Ananda Prakash Sen (born 20 September 1923, date of death unknown), often known as A. P. Sen, was a judge of the Supreme Court of India.

==Career==
Sen came from a lawyers' family of Madhya Pradesh. He passed from Science College and Law College, Nagpur and started practice in the district court in June 1945. With the creation of the Madhya Pradesh High Court, he shifted to Jabalpur in 1956 and practised for 21 years in constitutional, civil and taxation matters. He became the advocate general of Madhya Pradesh on 1 June 1966 and remained as such till his elevation to bench.

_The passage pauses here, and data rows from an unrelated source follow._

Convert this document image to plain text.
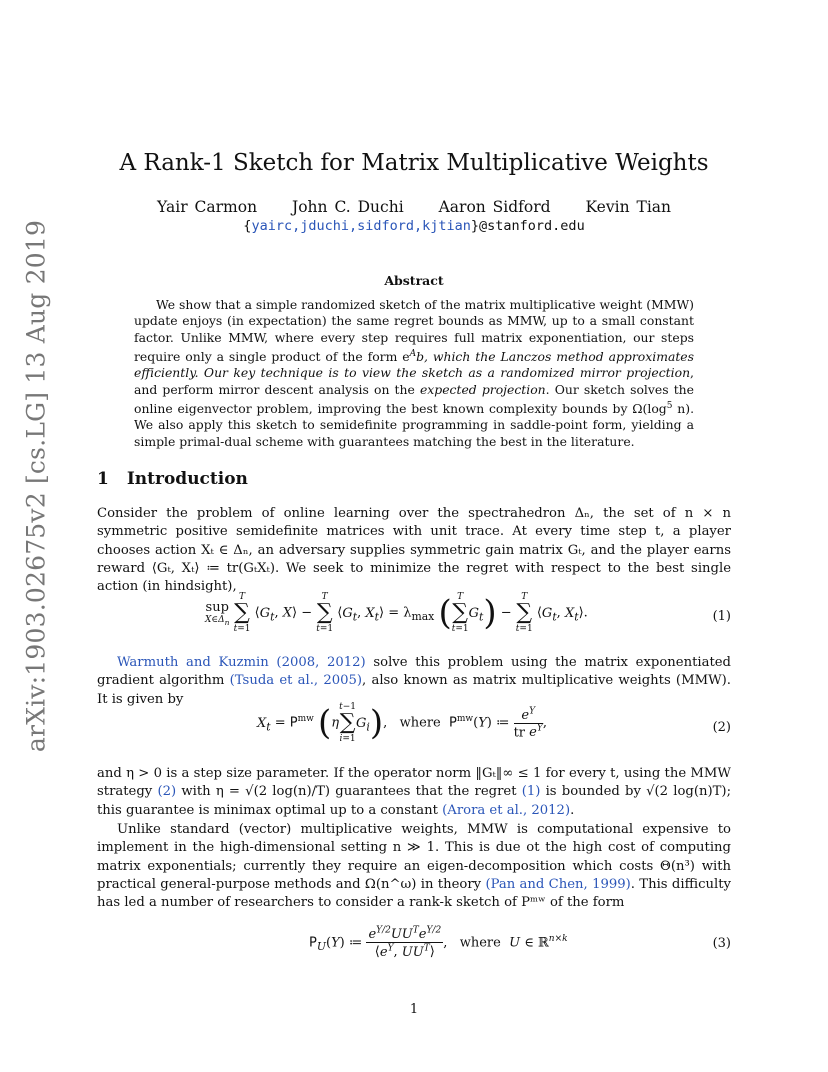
arXiv:1903.02675v2 [cs.LG] 13 Aug 2019
A Rank-1 Sketch for Matrix Multiplicative Weights
Yair Carmon John C. Duchi Aaron Sidford Kevin Tian
{yairc,jduchi,sidford,kjtian}@stanford.edu
Abstract

We show that a simple randomized sketch of the matrix multiplicative weight (MMW) update enjoys (in expectation) the same regret bounds as MMW, up to a small constant factor. Unlike MMW, where every step requires full matrix exponentiation, our steps require only a single product of the form $e^Ab$, which the Lanczos method approximates efficiently. Our key technique is to view the sketch as a randomized mirror projection, and perform mirror descent analysis on the expected projection. Our sketch solves the online eigenvector problem, improving the best known complexity bounds by $\Omega(\log^5$ n). We also apply this sketch to semidefinite programming in saddle-point form, yielding a simple primal-dual scheme with guarantees matching the best in the literature.

1 Introduction

Consider the problem of online learning over the spectrahedron Δₙ, the set of n × n symmetric positive semidefinite matrices with unit trace. At every time step t, a player chooses action Xₜ ∈ Δₙ, an adversary supplies symmetric gain matrix Gₜ, and the player earns reward ⟨Gₜ, Xₜ⟩ ≔ tr(GₜXₜ). We seek to minimize the regret with respect to the best single action (in hindsight),

sup
$X\in\Delta_n$

T
∑
t=1
$⟨G_t$, X⟩ −
T
∑
t=1
$⟨G_t$, $X_t⟩ = \lambda_{max}$ ( T
∑
t=1
$G_t$) −
T
∑
t=1
$⟨G_t$, $X_t⟩$.	(1)

Warmuth and Kuzmin (2008, 2012) solve this problem using the matrix exponentiated gradient algorithm (Tsuda et al., 2005), also known as matrix multiplicative weights (MMW). It is given by

$X_t = P^{mw}$ (η
t−1
∑
i=1
$G_i$),   where  $P^{mw}(Y)$ ≔ $\frac{e^Y}{tr e^Y}$ ,	(2)

and η > 0 is a step size parameter. If the operator norm ‖Gₜ‖∞ ≤ 1 for every t, using the MMW strategy (2) with η = √(2 log(n)/T) guarantees that the regret (1) is bounded by √(2 log(n)T); this guarantee is minimax optimal up to a constant (Arora et al., 2012).

Unlike standard (vector) multiplicative weights, MMW is computational expensive to implement in the high-dimensional setting n ≫ 1. This is due ot the high cost of computing matrix exponentials; currently they require an eigen-decomposition which costs Θ(n³) with practical general-purpose methods and Ω(n^ω) in theory (Pan and Chen, 1999). This difficulty has led a number of researchers to consider a rank-k sketch of Pᵐʷ of the form

$P_U(Y)$ ≔
$e^{Y/2}UU^Te^{Y/2}$
$⟨e^Y$, $UU^T⟩$
,   where  U ∈ ℝ$^{n\times k}$	(3)
1
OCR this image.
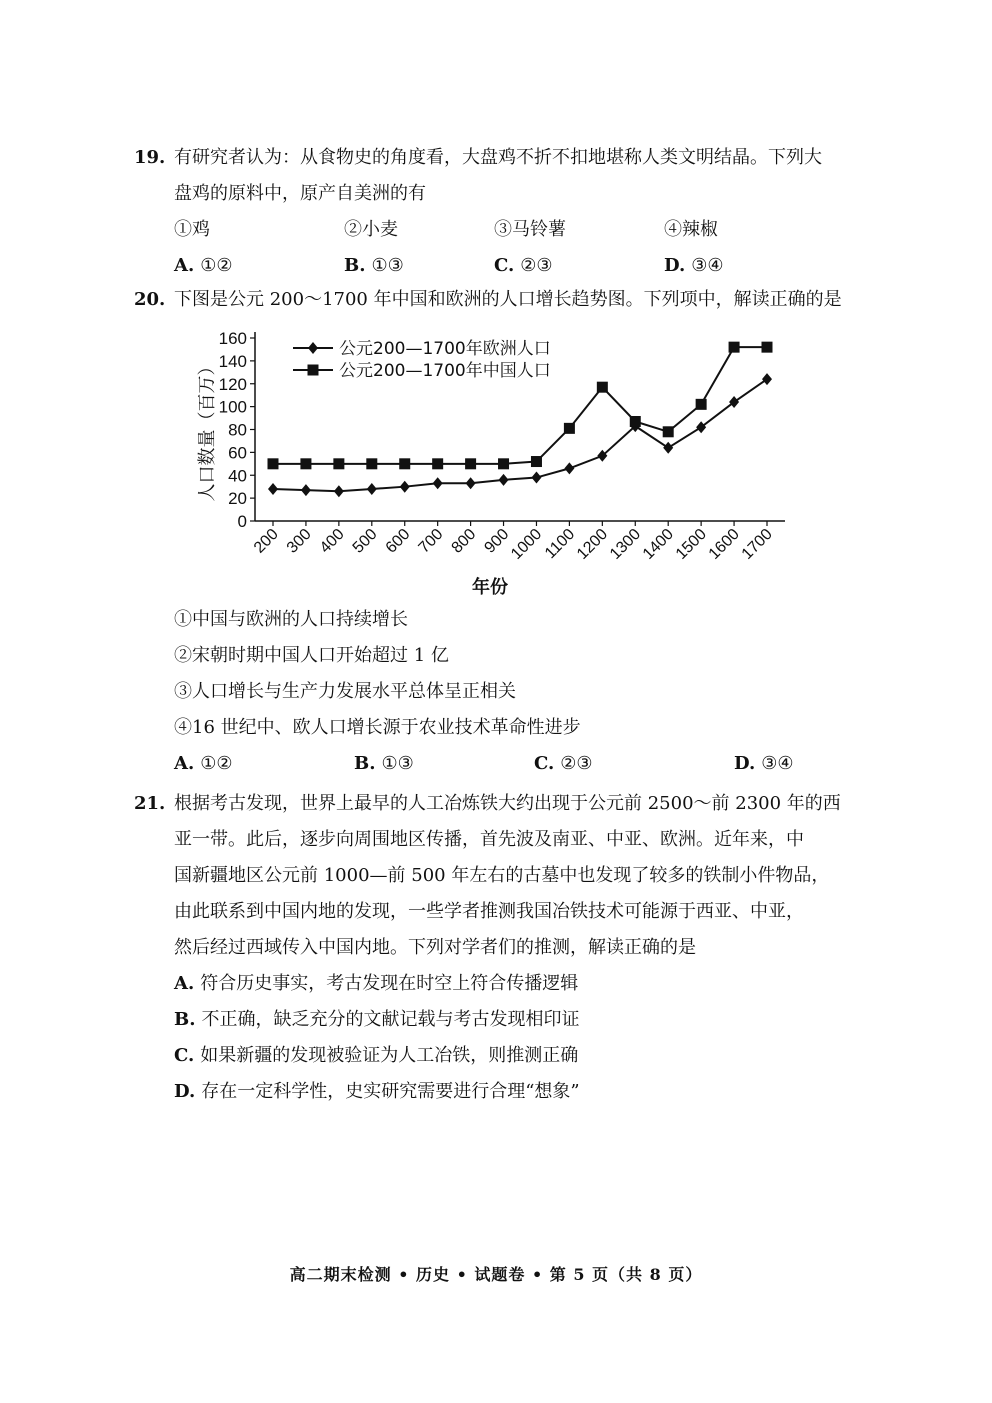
19. 有研究者认为：从食物史的角度看，大盘鸡不折不扣地堪称人类文明结晶。下列大
盘鸡的原料中，原产自美洲的有
①鸡	②小麦	③马铃薯	④辣椒
A. ①②	B. ①③	C. ②③	D. ③④
20. 下图是公元 200～1700 年中国和欧洲的人口增长趋势图。下列项中，解读正确的是
0
20
40
60
80
100
120
140
160
200 300 400 500 600 700 800 900
1000
1100
1200
1300
1400
1500
1600
1700
人口数量（百万）
年份
公元200—1700年欧洲人口
公元200—1700年中国人口
①中国与欧洲的人口持续增长
②宋朝时期中国人口开始超过 1 亿
③人口增长与生产力发展水平总体呈正相关
④16 世纪中、欧人口增长源于农业技术革命性进步
A. ①②	B. ①③	C. ②③	D. ③④
21. 根据考古发现，世界上最早的人工冶炼铁大约出现于公元前 2500～前 2300 年的西
亚一带。此后，逐步向周围地区传播，首先波及南亚、中亚、欧洲。近年来，中
国新疆地区公元前 1000—前 500 年左右的古墓中也发现了较多的铁制小件物品，
由此联系到中国内地的发现，一些学者推测我国冶铁技术可能源于西亚、中亚，
然后经过西域传入中国内地。下列对学者们的推测，解读正确的是
A. 符合历史事实，考古发现在时空上符合传播逻辑
B. 不正确，缺乏充分的文献记载与考古发现相印证
C. 如果新疆的发现被验证为人工冶铁，则推测正确
D. 存在一定科学性，史实研究需要进行合理“想象”
高二期末检测 • 历史 • 试题卷 • 第 5 页（共 8 页）
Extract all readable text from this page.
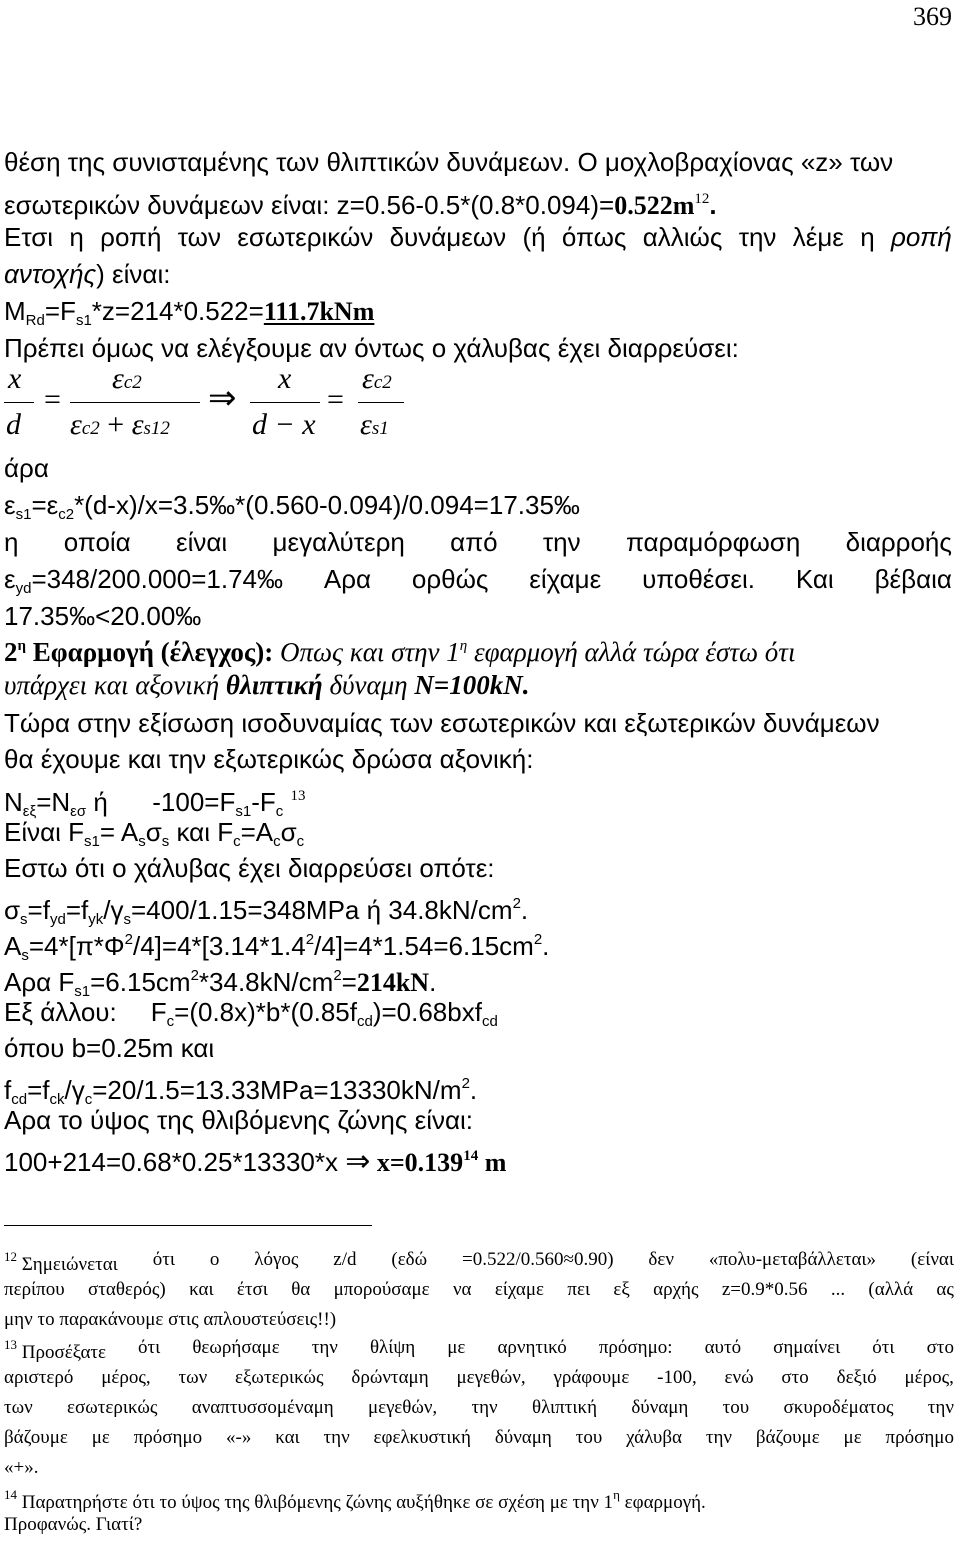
369
θέση της συνισταμένης των θλιπτικών δυνάμεων. Ο μοχλοβραχίονας «z» των
εσωτερικών δυνάμεων είναι: $z=0.56-0.5*(0.8*0.094)=0.522m^{12}$.
Ετσι η ροπή των εσωτερικών δυνάμεων (ή όπως αλλιώς την λέμε η ροπή
αντοχής) είναι:
$M_{Rd}=F_{s1}*z=214*0.522=111.7kNm$
Πρέπει όμως να ελέγξουμε αν όντως ο χάλυβας έχει διαρρεύσει:
x
d
=
εc2
εc2 + εs12
⇒
x
d − x
=
εc2
εs1
άρα
$\varepsilon_{s1}=\varepsilon_{c2}*(d-x)/x=3.5‰*(0.560-0.094)/0.094=17.35‰$
η οποία είναι μεγαλύτερη από την παραμόρφωση διαρροής
$\varepsilon_{yd}=348/200.000=1.74‰$ Αρα ορθώς είχαμε υποθέσει. Και βέβαια
17.35‰<20.00‰
$2^\eta$ Εφαρμογή (έλεγχος): Οπως και στην $1^\eta$ εφαρμογή αλλά τώρα έστω ότι
υπάρχει και αξονική θλιπτική δύναμη N=100kN.
Τώρα στην εξίσωση ισοδυναμίας των εσωτερικών και εξωτερικών δυνάμεων
θα έχουμε και την εξωτερικώς δρώσα αξονική:
$N_{\varepsilon\xi}=N_{\varepsilon\sigma}$ ή $-100=F_{s1}-F_c$ $^{13}$
Είναι $F_{s1}= A_s\sigma_s$ και $F_c=A_c\sigma_c$
Εστω ότι ο χάλυβας έχει διαρρεύσει οπότε:
$\sigma_s=f_{yd}=f_{yk}/\gamma_s=400/1.15=348MPa$ ή $34.8kN/cm^2$.
$A_s=4*[\pi*\Phi^2/4]=4*[3.14*1.4^2/4]=4*1.54=6.15cm^2$.
Αρα $F_{s1}=6.15cm^2*34.8kN/cm^2=214kN$.
Εξ άλλου: $F_c=(0.8x)*b*(0.85f_{cd})=0.68bxf_{cd}$
όπου b=0.25m και
$f_{cd}=f_{ck}/\gamma_c=20/1.5=13.33MPa=13330kN/m^2$.
Αρα το ύψος της θλιβόμενης ζώνης είναι:
100+214=0.68*0.25*13330*x ⇒ $x=0.139^{14}$ m
$^{12}$ Σημειώνεται ότι ο λόγος z/d (εδώ =0.522/0.560≈0.90) δεν «πολυ-μεταβάλλεται» (είναι
περίπου σταθερός) και έτσι θα μπορούσαμε να είχαμε πει εξ αρχής z=0.9*0.56 ... (αλλά ας
μην το παρακάνουμε στις απλουστεύσεις!!)
$^{13}$ Προσέξατε ότι θεωρήσαμε την θλίψη με αρνητικό πρόσημο: αυτό σημαίνει ότι στο
αριστερό μέρος, των εξωτερικώς δρώνταμη μεγεθών, γράφουμε -100, ενώ στο δεξιό μέρος,
των εσωτερικώς αναπτυσσομέναμη μεγεθών, την θλιπτική δύναμη του σκυροδέματος την
βάζουμε με πρόσημο «-» και την εφελκυστική δύναμη του χάλυβα την βάζουμε με πρόσημο
«+».
$^{14}$ Παρατηρήστε ότι το ύψος της θλιβόμενης ζώνης αυξήθηκε σε σχέση με την $1^\eta$ εφαρμογή.
Προφανώς. Γιατί?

On 7 November 1967 he was elevated as additional judge of the Madhya Pradesh High Court and became the permanent judge in July 1968. During the period of the Emergency he was transferred to the Rajasthan High Court on 29 June 1976. On 28 December 1977, appointed as acting chief justice of Rajasthan High Court due to retirement of the then chief justice Vedpal Tyagi and served as such till his elevation on 28 February 1978 as chief justice of Madhya Pradesh High Court.

Sen became the judge of the Supreme Court of India on 17 July 1978 and retired in September 1988 from his judgeship. Sen refused a farewell function at the time of his retirement, becoming the first Indian justice in the history of the Supreme Court to do so. Sen is deceased.